Bound by gravitational force, PRESTON McCLANAHAN'S sculpture STARTREE (1965-67) behaves like an astral system: The viewer is powerless to resist its attraction. The work is one of several in the current Graphic Content exhibition at the Contemporary Arts Center.
Following McClanahan's design, Martin Michaels engineered the sculpture with music composed by Sawn Lane and Jonas Hellborg. The kinetic sculpture consists of three hollow shafts mounted on low-standing speaker boxes.
Hundreds of acrylic rods radiate from the shafts like branches on a tree trunk. Fluorescent tubes inside the shafts illuminate the rods, transforming the rods into optical fibers. The sculpture is like a cluster of three stars. They orbit one another, like a triple star system, an Alpha Centauri.
When a human body approaches these celestial bodies the sculpture kicks into gear. "Startree" lights up and Middle Eastern sounds emanate from the speakers. A motor rotates each shaft on its axis. Each star-shaped tree is like a Christmas tree made from shiny tinsel. But the hum of the motor can be off-putting; it disrupts the suspension of disbelief.
To get the full effect of what McClanahan calls a "kinetic light environment," it's important to spend time with the sculpture. "Startree" isn't very tall, so take a seat the floor.
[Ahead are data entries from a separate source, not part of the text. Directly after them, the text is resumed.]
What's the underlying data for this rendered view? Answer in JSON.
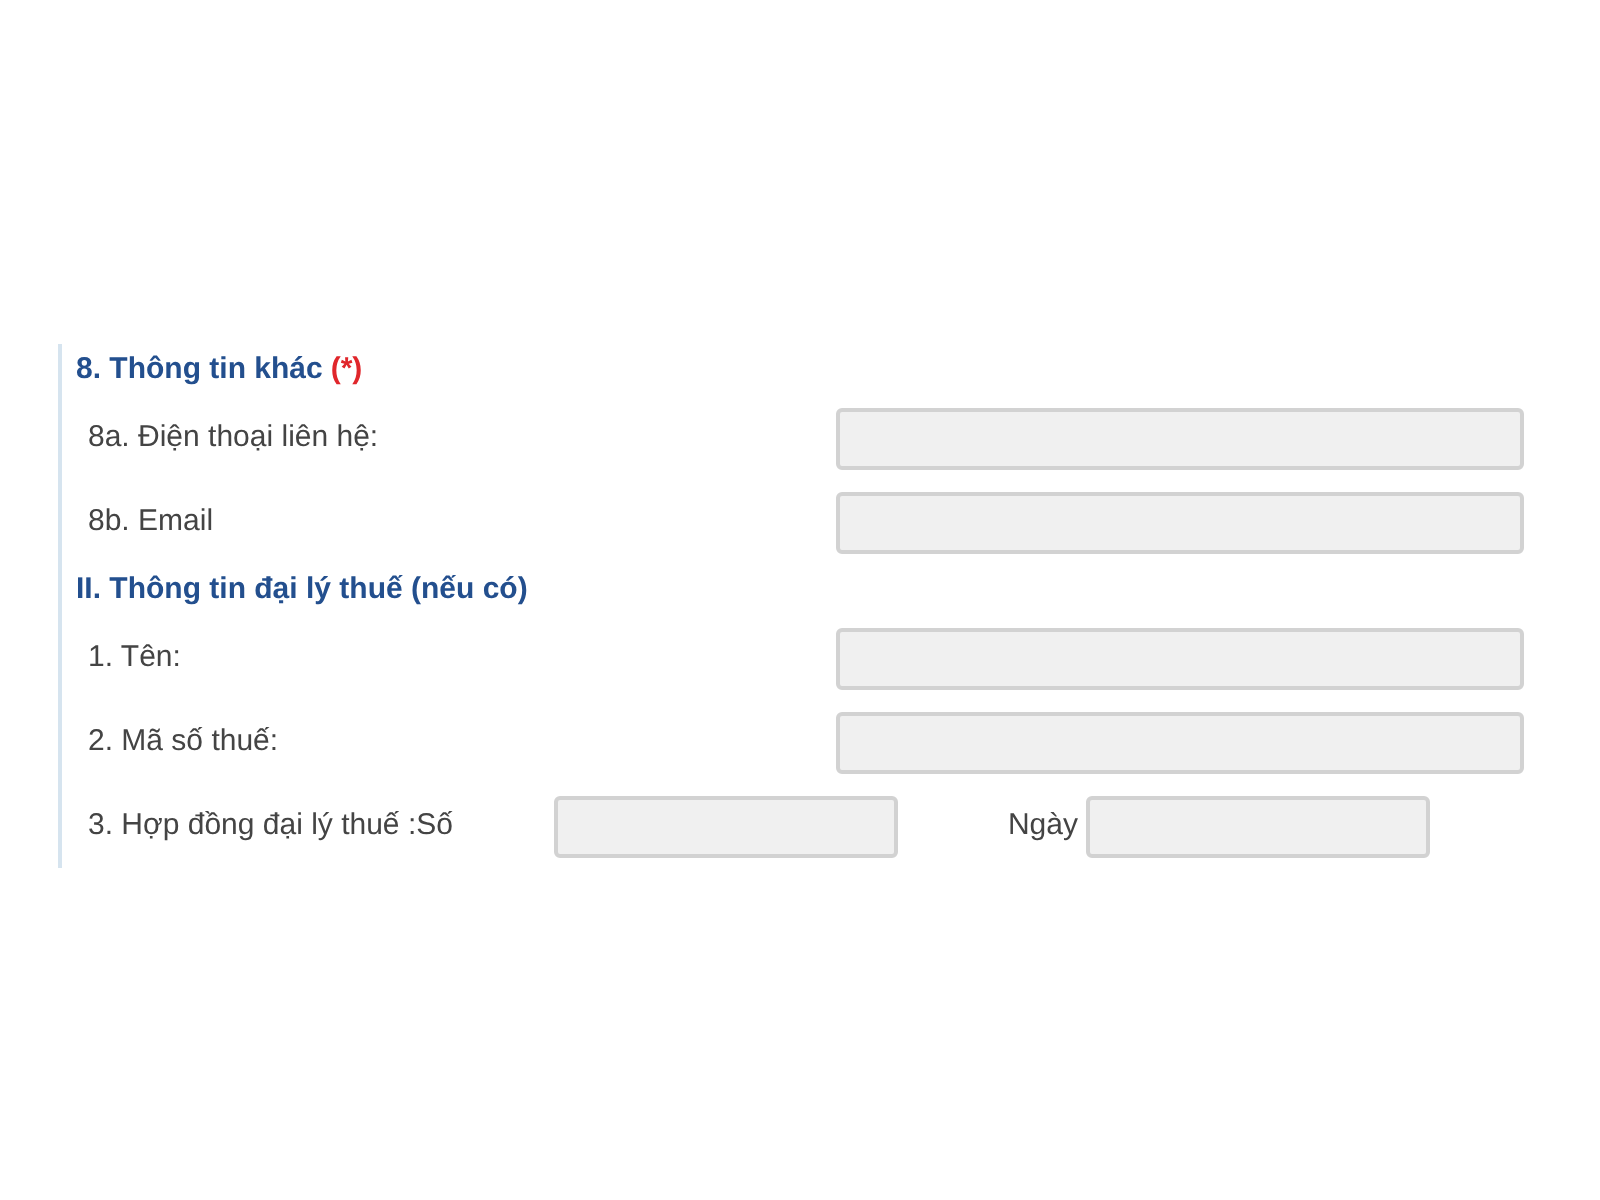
{
  "sections": [
    {
      "title": "8. Thông tin khác",
      "required_mark": "(*)",
      "rows": [
        {
          "kind": "field",
          "label": "8a. Điện thoại liên hệ:"
        },
        {
          "kind": "field",
          "label": "8b. Email"
        }
      ]
    },
    {
      "title": "II. Thông tin đại lý thuế (nếu có)",
      "rows": [
        {
          "kind": "field",
          "label": "1. Tên:"
        },
        {
          "kind": "field",
          "label": "2. Mã số thuế:"
        },
        {
          "kind": "contract",
          "label": "3. Hợp đồng đại lý thuế :Số",
          "date_label": "Ngày"
        }
      ]
    }
  ]
}
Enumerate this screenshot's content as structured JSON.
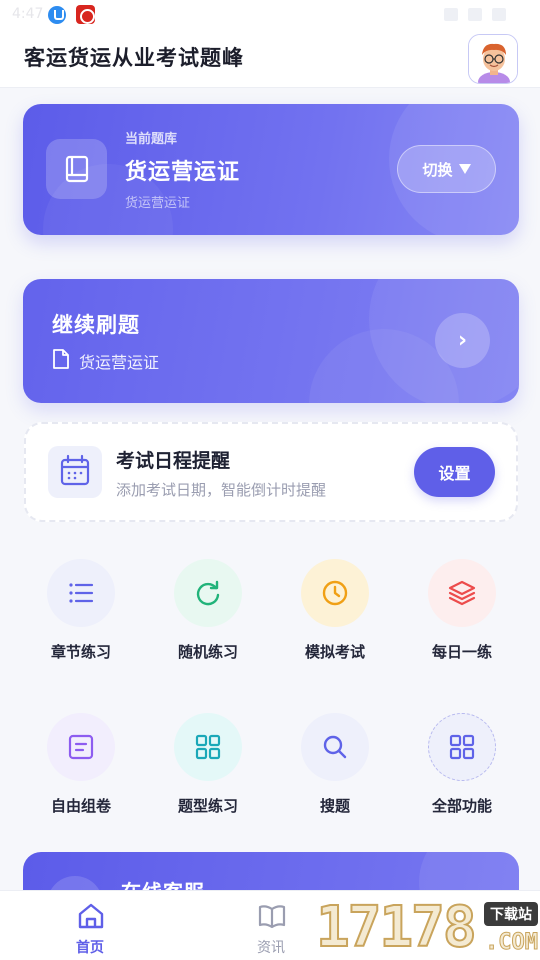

From this low vantage point you are surrounded by a meteor shower of light and color. Angling your gaze sideways, the rods look like trickling water. Dots and streaks of light appear to travel at warp speed. Or perhaps they float softy by in a gelatinous substance, like tapioca balls in your Bubble Tea.
This kinetic sculpture asks the viewer to be active. Walk with "Startree" but keep your eyes fixed on a single point. Then sit dead still while your eyes actively scan the piece. Relax your focus. "Startree" is a blur of Christmas lights in a sleepy child's eyes. Look away from the sculpture. Shadows shift across the gray floor. Look at the walls, illuminated with subtle hints of color. Close your eyes. "Startree" could be even more hypnotic if the lights were turned off.
"Startree" is on view at the CAC through Feb. 8, 2008.
FOCAL POINT turns a critical lens on a singular work of art. Through Focal Point we slow down, reflect on one work and provide a longer look.